Biden retreats from vow to make pariah of Saudis
As a presidential candidate, Joe Biden promised to make a pariah out of Saudi Arabia over the 2018 killing of dissident Saudi writer Jamal Khashoggi. But when it came time to actually punish Saudi Arabia’s crown prince, Biden’s perception of America’s strategic interests prevailed.
The Biden administration made clear Friday it would forgo sanctions or any other major penalty against Saudi Crown Prince Mohammed bin Salman in the Khashoggi killing, even after a U.S. intelligence report concluded the prince ordered it.

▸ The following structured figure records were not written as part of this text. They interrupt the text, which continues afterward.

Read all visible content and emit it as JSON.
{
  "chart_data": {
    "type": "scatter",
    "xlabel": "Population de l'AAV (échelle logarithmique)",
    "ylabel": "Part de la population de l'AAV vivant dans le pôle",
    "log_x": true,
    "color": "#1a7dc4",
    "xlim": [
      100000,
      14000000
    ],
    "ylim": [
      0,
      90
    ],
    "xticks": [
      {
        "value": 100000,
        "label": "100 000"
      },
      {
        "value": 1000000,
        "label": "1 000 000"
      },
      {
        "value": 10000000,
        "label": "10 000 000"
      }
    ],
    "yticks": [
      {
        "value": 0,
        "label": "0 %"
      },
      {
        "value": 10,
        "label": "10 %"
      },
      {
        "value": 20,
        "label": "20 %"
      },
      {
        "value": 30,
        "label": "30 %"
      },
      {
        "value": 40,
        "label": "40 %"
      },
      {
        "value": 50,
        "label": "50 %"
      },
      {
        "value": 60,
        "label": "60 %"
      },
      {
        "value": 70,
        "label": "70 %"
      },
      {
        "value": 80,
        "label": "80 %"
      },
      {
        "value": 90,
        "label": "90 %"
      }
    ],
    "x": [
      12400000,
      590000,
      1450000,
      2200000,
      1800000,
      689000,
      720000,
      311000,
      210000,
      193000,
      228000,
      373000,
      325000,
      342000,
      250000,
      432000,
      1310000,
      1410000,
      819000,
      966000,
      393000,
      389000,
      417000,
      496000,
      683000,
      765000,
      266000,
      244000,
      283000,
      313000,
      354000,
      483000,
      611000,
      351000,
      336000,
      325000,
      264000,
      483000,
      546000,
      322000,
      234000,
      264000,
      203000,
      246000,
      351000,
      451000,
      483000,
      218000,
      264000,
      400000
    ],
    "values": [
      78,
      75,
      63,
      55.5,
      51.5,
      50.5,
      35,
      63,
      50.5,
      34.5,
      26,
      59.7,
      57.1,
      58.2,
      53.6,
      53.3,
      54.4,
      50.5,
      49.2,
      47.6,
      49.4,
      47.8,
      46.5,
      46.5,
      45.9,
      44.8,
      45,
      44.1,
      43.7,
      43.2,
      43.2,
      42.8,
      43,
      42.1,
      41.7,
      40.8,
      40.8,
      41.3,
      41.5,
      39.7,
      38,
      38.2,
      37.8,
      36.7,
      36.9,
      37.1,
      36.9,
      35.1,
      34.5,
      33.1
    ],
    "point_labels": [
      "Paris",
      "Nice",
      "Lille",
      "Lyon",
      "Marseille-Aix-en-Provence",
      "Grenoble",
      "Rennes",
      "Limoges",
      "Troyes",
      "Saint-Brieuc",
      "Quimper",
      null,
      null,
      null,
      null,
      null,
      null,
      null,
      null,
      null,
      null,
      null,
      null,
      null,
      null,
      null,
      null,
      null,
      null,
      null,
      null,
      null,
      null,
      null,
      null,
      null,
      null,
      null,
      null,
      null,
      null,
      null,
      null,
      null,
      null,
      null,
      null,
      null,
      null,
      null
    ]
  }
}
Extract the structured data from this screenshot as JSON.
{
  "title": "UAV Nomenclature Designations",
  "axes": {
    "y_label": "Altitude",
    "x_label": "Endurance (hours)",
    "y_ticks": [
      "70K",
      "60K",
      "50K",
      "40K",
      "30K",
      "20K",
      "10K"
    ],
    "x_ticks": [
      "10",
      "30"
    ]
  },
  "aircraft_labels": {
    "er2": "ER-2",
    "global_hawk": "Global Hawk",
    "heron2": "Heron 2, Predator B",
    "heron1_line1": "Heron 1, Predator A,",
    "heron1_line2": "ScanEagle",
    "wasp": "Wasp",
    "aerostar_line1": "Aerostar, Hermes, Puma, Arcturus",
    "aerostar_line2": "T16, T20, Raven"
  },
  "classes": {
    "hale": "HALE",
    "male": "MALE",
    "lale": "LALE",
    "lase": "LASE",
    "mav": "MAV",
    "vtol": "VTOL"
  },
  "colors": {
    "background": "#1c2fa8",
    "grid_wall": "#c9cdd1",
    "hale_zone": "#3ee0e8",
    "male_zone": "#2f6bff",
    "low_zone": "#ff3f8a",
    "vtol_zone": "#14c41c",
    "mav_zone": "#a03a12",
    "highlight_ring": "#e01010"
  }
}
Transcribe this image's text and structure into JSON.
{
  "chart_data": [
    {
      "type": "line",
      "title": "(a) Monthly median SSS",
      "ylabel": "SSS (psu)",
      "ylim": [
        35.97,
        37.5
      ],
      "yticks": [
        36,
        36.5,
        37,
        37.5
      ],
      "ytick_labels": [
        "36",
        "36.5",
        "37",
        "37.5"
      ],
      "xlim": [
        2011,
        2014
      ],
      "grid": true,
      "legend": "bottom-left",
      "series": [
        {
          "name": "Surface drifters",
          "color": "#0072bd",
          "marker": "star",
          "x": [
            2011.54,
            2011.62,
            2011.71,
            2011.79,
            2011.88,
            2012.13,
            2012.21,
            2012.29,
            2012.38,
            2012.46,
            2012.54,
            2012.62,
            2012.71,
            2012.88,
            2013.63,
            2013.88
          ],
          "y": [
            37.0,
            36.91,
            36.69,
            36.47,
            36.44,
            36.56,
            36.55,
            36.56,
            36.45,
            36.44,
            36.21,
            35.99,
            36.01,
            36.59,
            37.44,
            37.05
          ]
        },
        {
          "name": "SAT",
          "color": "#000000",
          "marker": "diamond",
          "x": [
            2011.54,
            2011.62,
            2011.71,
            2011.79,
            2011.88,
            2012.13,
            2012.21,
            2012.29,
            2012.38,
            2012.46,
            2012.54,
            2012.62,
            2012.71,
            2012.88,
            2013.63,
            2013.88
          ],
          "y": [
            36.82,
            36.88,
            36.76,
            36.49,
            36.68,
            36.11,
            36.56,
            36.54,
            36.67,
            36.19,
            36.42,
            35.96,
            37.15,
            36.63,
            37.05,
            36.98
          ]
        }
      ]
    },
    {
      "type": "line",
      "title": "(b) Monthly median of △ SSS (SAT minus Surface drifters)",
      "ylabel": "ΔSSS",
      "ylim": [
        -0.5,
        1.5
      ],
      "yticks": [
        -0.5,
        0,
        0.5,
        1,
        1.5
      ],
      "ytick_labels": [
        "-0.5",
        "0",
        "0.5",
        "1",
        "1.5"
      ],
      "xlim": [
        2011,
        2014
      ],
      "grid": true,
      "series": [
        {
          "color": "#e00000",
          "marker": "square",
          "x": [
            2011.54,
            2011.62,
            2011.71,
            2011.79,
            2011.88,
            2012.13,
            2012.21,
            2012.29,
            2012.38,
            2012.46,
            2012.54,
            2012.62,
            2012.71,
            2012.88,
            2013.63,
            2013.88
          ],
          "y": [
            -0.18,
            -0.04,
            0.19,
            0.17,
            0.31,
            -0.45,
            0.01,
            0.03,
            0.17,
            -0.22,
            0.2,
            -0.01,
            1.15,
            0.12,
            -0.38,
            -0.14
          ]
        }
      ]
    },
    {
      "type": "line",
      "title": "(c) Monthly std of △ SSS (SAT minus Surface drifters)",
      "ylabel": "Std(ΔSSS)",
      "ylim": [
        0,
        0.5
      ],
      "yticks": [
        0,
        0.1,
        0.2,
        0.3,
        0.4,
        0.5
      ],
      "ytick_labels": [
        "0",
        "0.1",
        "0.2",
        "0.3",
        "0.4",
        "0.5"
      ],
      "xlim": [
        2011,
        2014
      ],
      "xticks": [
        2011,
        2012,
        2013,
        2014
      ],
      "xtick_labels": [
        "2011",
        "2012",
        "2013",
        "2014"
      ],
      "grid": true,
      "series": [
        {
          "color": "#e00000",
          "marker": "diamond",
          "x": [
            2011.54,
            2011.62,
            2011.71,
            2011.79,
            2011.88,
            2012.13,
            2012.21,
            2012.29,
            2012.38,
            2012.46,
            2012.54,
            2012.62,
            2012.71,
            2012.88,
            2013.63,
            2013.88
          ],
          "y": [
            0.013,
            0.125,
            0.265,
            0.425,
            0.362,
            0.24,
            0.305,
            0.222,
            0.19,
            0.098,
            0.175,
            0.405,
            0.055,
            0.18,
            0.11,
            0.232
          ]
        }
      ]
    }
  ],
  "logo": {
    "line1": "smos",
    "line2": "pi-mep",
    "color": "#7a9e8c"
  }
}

The decision highlights how the real-time decisions of diplomacy often collide with the righteousness of the moral high ground. And nowhere is this conundrum more stark than in the United States’ complicated relationship with Saudi Arabia — the world’s oil giant, a U.S. arms customer and a counterbalance to Iran in the Middle East.
“It is undeniable that Saudi Arabia is a hugely influential country in the Arab world,” State Department spokesman Ned Price said Monday when asked about Biden’s retreat from his promise to isolate the Saudis over the killing.
Ultimately, Biden administration officials said, U.S. interests in maintaining relations with Saudi Arabia forbid making a pariah of a young prince who may go on to rule the kingdom for decades. That stands in stark contrast to Biden’s campaign promise to make the kingdom “pay the price” for human rights abuses and “make them in fact the pariah that they are.”
“We’ve talked about this in terms of a recalibration. It’s not a rupture,” Price said of the U.S.-Saudi relationship.
But what the Biden administration is calling a “recalibration” of former President Donald Trump’s warm relationship with Saudi royals looks a lot like the normal U.S. stand before Trump: chiding on human rights abuses in the kingdom, but not allowing those concerns to interfere with relations with Saudi Arabia.
In recent days, Biden officials have responded to intense criticism of the administration’s failure to sanction the prince by pointing to U.S. measures targeting his lower-ranking associates.
Those include steps against the prince’s “Tiger squad,” which allegedly has sought out dissidents abroad, and sanctions and visa restrictions upon Saudi officials who directly participated in Khashoggi’s slaying and dismemberment.
The language itself has softened, with Biden officials referring to Saudi Arabia as a strategic partner rather than pariah.
Watching it all, Trump suggested over the weekend that Biden’s stand on Saudi Arabia’s prince wasn’t so different from his after all. Khashoggi’s killing by Mohammed bin Salman’s security and intelligence officials was bad, Trump told Fox News, “but we have to look at it as an overall” situation. Biden seems to be “viewing it maybe in a similar fashion, very interesting, actually.”